Introduction: Skewed Data Distributions and Employing Histograms
The number of elements assigned to each bucket in Programming Activity #2 varied significantly which led to high load imbalance. An approach to reducing the load imbalance between nodes is to first generate a histogram of the data with a sufficiently large number of buckets, and then assign data ranges to each rank based on the cumulative distribution function of the histogram, where each rank is assigned roughly the same number of elements to sort.
In this exercise, you will histogram the data on Rank 0. Since the data distribution generated on each node is the same, we do not need to create a global histogram of the data.
Figure 3 shows an example of generating a histogram with $b=1000$ bins. From the figure, we observe that the lower bin numbers contain the greatest number of elements. Thus, in Programming Activity #2, the rank assigned the lowest bin numbers had the largest workload.
Figure 4 shows the cumulative distribution function of Figure 3. The cumulative distribution function at a given bin is simply the addition of counts in the all previous bins including the bin itself (shown in Figure 3), divided by the total number of elements, $N$. The cumulative distribution function allows us to compute how much of the data is contained within bin ranges. For example, from Figure 4 we observe that roughly 50% of the data is found within bin ranges [0, 168). In other words, half of the data is found within only 16.8% of the bins.
Figure 5 shows an example partitioning of the data using the data in Figure 3, where $p=4$ process ranks are each assigned roughly 25% of the data elements. However, unlike Programming Assignment #2, the data ranges assigned to each process rank are not the same.

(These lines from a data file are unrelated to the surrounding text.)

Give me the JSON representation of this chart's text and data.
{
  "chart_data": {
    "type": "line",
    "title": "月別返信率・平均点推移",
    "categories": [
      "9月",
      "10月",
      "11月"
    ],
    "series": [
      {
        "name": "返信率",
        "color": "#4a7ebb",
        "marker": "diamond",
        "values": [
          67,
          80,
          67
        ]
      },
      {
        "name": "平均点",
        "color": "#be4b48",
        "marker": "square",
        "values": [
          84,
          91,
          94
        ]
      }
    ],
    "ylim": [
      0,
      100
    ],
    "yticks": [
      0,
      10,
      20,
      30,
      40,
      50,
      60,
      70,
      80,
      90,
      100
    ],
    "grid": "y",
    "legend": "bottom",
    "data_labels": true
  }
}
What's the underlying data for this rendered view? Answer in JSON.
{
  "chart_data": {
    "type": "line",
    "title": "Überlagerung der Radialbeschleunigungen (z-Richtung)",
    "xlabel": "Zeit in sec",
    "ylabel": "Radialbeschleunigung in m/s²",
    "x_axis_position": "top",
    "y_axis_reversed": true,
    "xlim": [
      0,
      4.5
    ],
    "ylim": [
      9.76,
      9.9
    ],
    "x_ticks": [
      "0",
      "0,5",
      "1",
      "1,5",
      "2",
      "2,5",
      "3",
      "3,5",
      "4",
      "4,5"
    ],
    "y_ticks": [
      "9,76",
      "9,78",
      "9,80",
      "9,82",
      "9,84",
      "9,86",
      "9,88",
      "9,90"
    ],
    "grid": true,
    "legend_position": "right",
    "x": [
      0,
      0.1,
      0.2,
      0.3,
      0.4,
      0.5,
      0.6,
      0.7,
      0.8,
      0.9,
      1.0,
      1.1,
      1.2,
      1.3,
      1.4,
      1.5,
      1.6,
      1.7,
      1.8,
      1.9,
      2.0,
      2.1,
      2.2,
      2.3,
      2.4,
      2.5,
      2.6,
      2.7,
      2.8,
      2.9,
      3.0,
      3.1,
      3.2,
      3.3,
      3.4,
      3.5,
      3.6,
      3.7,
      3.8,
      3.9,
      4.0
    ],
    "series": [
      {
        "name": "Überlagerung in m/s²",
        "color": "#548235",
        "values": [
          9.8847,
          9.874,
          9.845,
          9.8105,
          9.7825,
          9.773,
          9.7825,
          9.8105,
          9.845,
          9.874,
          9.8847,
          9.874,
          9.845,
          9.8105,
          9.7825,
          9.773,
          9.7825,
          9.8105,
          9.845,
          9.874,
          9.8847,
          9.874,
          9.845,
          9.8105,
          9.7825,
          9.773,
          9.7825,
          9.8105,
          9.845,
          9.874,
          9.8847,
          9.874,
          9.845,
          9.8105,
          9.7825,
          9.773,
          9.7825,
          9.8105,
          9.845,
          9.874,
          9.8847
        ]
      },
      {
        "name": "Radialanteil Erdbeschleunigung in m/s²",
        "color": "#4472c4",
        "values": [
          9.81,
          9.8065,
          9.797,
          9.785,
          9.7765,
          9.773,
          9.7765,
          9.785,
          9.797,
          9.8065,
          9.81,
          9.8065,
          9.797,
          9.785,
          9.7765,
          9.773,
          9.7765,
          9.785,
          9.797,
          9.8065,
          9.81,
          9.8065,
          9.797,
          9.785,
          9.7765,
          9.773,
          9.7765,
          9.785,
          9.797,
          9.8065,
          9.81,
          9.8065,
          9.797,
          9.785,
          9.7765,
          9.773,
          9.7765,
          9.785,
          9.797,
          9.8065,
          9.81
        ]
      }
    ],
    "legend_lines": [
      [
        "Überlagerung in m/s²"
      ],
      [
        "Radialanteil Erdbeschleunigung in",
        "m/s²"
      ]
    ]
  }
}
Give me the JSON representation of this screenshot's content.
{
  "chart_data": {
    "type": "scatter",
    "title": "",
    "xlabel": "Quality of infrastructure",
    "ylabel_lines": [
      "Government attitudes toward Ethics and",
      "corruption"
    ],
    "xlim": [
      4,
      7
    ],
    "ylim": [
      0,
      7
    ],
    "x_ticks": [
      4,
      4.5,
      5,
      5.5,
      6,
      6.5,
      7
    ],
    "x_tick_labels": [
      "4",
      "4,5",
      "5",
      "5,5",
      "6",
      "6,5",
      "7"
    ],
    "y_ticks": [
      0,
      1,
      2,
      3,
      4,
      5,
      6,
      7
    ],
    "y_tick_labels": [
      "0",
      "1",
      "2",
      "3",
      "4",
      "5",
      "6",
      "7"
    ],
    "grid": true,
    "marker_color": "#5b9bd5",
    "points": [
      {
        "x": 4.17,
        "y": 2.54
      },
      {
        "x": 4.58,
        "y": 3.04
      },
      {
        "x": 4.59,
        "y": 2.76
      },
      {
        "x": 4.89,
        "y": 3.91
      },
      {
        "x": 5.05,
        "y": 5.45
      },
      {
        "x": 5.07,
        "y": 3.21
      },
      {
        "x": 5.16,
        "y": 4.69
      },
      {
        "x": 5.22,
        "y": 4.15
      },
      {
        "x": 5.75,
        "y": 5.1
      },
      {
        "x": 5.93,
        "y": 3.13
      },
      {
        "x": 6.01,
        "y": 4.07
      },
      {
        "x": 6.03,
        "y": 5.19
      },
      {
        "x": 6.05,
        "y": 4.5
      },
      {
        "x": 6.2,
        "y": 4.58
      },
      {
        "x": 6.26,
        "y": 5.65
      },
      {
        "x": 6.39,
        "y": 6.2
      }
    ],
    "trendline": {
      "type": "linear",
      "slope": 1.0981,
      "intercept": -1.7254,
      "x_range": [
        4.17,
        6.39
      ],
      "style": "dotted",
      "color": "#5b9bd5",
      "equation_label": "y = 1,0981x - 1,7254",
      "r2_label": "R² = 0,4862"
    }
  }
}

- Q9: Based on the description above, are there any additional overheads to the algorithm?
Programming Activity #3
- Have rank 0 generate a histogram containing some number of bins, $b$, where the number of bins is sufficiently large (i.e., $p \ll b$).
- Using the histogram generated by rank 0, broadcast the minimum and maximum data ranges to each process rank. These data ranges should yield nearly equal numbers of elements assigned to each process rank. Note that you do not need to compute the cumulative distribution function, rather you can use the histogram data to compute the partition boundaries.
- You may reuse the code you used in Programming Assignment #2.
- When computing the data ranges, make sure that the data is computed programmatically. Do not analytically compute the cumulative distribution function for the exponential distribution. Ideally, your program will work with other data distributions, including those found in real-world settings that do not have known analytical solutions to their cumulative distribution functions and require computing the bins numerically. Figure 6 shows an example of a distribution that requires numerically computing the bin ranges.
Complete the table below using the same instructions outlined in Programming Activity #1.
# of Ranks ($p$) | Total Time (s) | Time to Distribute (s) | Time to Sort (s) | Parallel Speedup | Parallel Efficiency | Global Sum | Job Script Name (*.sh) |
---|---|---|---|---|---|---|---|
1 | |||||||
2 | |||||||
4 | |||||||
8 | |||||||
12 | |||||||
16 | |||||||
20 |
Using the data you collected in your table, answer the following questions. Be sure to refer to specific values in your table when responding to these questions.
- Q10: How does the histogram solution compare to the performance achieved in Programming Activity #2?
- Q11: How does the histogram solution compare to the performance achieved in Programming Activity #1?
- Q12: Do you think all distribution sort implementations (e.g., libraries) based on bucketing should use a histogram?
- Q13: Can you think of a method that can be used to reduce the overhead of the histogram procedure?